Tesi che sembrava confermata dagli incontri avuti a Washington dalla Presidente, nonché responsabile delle finanze, con Guy Parmelin all’economia, e da alcuni rappresentanti dei maggiori settori economici.
Non si è invece tenuto conto dell’imprevedibilità del presidente americano e delle sue simpatie o antipatie, anche solo temporanee. Mentre l’economia si sta preparando al peggio, la Politica non ha perso tutte le speranze e sta preparando nuove proposte da sottoporre a Trump. Sottomettendosi al gioco del “io ti do se tu mi dai”, insito nella mentalità e nella pratica di Trump. Con quali risultati? È sempre più difficile dirlo.
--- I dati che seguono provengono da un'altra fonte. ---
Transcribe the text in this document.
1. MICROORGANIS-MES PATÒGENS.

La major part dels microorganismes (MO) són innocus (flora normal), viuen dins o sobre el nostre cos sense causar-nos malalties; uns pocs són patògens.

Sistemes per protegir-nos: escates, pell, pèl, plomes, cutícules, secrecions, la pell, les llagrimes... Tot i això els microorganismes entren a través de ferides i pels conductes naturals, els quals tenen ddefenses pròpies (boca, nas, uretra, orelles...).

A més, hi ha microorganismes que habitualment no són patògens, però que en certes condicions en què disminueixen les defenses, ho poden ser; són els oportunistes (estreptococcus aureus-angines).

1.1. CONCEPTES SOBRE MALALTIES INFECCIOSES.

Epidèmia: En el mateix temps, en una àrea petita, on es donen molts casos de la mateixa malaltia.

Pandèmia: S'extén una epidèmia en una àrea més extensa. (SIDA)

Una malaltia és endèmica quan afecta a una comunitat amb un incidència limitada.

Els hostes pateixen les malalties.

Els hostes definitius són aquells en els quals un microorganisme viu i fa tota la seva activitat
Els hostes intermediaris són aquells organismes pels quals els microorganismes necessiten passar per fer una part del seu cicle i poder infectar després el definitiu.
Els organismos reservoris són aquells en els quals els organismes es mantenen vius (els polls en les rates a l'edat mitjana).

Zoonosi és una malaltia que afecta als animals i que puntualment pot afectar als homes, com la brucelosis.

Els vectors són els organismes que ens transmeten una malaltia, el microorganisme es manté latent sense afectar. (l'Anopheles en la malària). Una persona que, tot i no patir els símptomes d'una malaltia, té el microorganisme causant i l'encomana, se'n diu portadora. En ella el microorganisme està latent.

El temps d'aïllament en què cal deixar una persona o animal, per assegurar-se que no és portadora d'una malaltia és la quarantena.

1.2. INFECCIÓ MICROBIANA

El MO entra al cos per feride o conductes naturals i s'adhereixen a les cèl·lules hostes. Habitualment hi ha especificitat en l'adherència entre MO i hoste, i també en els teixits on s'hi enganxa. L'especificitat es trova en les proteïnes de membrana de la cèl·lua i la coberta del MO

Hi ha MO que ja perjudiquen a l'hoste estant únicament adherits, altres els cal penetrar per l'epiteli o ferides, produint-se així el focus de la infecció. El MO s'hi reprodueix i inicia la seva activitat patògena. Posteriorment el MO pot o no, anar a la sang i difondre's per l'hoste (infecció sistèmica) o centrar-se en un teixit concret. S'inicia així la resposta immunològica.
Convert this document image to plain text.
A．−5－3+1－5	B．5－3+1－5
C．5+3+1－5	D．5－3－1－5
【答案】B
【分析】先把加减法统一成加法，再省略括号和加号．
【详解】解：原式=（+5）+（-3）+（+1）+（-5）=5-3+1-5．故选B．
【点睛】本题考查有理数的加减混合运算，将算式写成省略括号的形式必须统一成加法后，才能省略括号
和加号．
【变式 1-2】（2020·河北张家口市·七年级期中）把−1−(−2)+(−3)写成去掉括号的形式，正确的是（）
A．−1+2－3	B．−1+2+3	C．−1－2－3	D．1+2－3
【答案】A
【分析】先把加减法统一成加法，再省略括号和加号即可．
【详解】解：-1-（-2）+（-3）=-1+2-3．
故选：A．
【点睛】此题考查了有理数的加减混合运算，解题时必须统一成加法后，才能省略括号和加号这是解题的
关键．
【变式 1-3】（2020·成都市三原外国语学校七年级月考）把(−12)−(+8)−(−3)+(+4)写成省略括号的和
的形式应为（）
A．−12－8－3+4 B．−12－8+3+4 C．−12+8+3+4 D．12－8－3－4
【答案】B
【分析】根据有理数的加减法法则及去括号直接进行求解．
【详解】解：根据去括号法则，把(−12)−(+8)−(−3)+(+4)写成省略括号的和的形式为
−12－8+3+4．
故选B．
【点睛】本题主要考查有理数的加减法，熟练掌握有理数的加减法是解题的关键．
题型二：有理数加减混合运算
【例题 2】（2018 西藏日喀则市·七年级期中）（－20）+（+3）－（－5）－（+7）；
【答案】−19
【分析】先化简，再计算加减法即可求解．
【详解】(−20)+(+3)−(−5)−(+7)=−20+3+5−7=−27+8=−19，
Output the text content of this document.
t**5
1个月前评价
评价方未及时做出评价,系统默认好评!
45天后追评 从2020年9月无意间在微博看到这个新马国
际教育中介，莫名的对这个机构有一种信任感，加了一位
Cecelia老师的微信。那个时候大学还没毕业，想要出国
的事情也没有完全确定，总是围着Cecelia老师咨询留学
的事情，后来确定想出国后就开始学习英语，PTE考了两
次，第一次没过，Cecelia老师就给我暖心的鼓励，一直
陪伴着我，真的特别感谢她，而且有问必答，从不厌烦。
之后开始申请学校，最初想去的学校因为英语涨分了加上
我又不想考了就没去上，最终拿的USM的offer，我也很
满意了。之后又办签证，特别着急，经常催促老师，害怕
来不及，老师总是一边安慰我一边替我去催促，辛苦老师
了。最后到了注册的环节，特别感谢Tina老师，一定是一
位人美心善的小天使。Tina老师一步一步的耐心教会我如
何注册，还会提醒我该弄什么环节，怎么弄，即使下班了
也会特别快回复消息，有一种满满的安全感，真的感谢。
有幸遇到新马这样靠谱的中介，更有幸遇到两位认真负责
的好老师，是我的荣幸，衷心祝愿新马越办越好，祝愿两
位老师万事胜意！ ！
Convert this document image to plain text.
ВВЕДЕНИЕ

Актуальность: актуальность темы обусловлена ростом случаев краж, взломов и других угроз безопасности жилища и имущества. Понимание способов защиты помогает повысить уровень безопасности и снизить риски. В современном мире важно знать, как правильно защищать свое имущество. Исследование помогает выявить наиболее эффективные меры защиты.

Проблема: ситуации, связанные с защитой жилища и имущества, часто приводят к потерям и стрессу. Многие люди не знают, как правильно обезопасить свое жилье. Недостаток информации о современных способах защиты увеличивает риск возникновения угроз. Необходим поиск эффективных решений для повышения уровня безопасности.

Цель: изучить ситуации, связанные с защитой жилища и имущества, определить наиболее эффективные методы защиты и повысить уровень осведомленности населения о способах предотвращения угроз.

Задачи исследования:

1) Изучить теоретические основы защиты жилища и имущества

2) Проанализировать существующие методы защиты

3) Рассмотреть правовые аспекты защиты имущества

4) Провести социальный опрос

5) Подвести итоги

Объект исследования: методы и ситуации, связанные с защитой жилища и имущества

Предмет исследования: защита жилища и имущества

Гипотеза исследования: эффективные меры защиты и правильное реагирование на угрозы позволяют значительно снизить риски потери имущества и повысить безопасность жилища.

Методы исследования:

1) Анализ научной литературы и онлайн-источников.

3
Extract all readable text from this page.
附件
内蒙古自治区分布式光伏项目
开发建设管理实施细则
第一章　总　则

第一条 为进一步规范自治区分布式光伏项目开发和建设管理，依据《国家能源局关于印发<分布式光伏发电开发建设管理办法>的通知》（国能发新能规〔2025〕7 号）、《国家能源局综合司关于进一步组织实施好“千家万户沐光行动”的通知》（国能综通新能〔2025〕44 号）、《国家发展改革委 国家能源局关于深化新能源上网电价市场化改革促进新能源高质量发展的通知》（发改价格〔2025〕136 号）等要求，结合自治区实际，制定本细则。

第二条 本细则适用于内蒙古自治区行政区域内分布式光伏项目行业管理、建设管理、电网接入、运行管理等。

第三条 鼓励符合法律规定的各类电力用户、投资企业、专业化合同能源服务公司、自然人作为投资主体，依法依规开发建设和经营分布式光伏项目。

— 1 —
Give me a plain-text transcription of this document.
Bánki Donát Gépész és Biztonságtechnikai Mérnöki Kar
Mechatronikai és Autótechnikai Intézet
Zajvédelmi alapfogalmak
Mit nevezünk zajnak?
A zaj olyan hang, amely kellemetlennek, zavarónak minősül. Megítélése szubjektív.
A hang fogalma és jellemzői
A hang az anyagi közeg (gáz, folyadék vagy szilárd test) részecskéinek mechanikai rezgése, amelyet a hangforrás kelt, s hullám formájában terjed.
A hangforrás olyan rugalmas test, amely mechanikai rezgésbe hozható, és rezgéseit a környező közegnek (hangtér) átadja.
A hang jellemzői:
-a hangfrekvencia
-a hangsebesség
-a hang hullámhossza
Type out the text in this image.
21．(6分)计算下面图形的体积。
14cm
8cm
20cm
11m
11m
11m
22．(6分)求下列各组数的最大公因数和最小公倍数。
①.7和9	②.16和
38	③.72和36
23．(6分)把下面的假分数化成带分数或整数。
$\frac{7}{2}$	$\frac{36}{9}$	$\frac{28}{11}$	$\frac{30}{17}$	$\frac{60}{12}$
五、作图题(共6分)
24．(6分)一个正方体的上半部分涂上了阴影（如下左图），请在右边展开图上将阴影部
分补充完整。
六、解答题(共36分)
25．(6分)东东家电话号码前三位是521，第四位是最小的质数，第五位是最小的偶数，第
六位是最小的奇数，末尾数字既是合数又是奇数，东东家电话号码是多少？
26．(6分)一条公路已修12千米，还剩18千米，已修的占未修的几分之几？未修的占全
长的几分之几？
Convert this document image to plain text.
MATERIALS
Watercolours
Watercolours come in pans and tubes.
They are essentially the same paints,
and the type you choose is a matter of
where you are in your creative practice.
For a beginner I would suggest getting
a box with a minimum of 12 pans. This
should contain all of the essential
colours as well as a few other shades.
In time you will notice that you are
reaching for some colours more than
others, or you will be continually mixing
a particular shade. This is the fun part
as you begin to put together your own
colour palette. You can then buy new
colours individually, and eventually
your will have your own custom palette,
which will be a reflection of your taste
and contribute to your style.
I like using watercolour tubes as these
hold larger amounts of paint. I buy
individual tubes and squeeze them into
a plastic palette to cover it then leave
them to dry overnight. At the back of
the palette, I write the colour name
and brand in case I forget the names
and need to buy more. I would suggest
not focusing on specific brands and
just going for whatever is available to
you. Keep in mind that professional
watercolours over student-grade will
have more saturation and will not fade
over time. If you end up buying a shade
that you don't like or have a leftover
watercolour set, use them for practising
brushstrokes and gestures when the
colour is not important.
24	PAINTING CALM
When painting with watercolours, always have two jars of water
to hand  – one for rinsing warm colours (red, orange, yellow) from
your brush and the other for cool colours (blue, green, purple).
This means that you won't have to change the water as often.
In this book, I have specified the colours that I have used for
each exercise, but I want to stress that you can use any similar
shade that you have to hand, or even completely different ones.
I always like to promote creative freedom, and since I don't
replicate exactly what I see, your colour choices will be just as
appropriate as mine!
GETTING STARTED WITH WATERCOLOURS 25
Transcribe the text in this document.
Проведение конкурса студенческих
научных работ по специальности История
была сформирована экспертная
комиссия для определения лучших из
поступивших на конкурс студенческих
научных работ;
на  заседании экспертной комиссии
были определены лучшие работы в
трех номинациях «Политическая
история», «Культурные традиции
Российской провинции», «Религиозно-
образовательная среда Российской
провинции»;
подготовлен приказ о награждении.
Un fatto forse più certo, fra tante incertezze, è l’imprevedibilità a livello mondiale tanto economica quanto politica.
Per la Svizzera, il Segretariato di Stato all’economia (Seco) valuta che alcuni rami e alcune aziende verranno colpiti duramente dalle decisioni americane, per cui si possono prevedere riduzioni dei tempi di lavoro e un leggero aumento della disoccupazione. Questi effetti non dovrebbero estendersi subito all’intera economia. Per il resto dell’anno l’evoluzione del Pil dovrebbe solo leggermente rallentare. Con due trimestri in calo, il rischio di una recessione tecnica è in agguato.
Più forti potrebbero invece essere le ripercussioni nei prossimi anni. Ma, grazie a un’economia solida, nel 2026 il Seco calcola una crescita del Pil dello 0,8%, ben inferiore alle previsioni precedenti dell’1,2. In sostanza, dopo due trimestri già deboli, nel 2026 si dovrà contare su un’evoluzione ancora debole, ma non con una pesante recessione, con un forte aumento della disoccupazione. Il tutto però avvolto in un manto di grosse incertezze.
Se nuove trattative con Trump potessero avvicinare i dazi a quelli europei (15%) le cose migliorerebbero e il Pil potrebbe galleggiare sopra l’1%. Molto dipenderà dall’esito delle discussioni sul Pharma. Nel frattempo, comunque, il deficit commerciale degli Stati Uniti con la Svizzera si è già ridotto. Se poi si tiene conto del commercio dell’oro, già nel secondo trimestre 2025 potrebbe essere scomparso! I dazi al 39% non sarebbero così più giustificabili, nemmeno per Trump.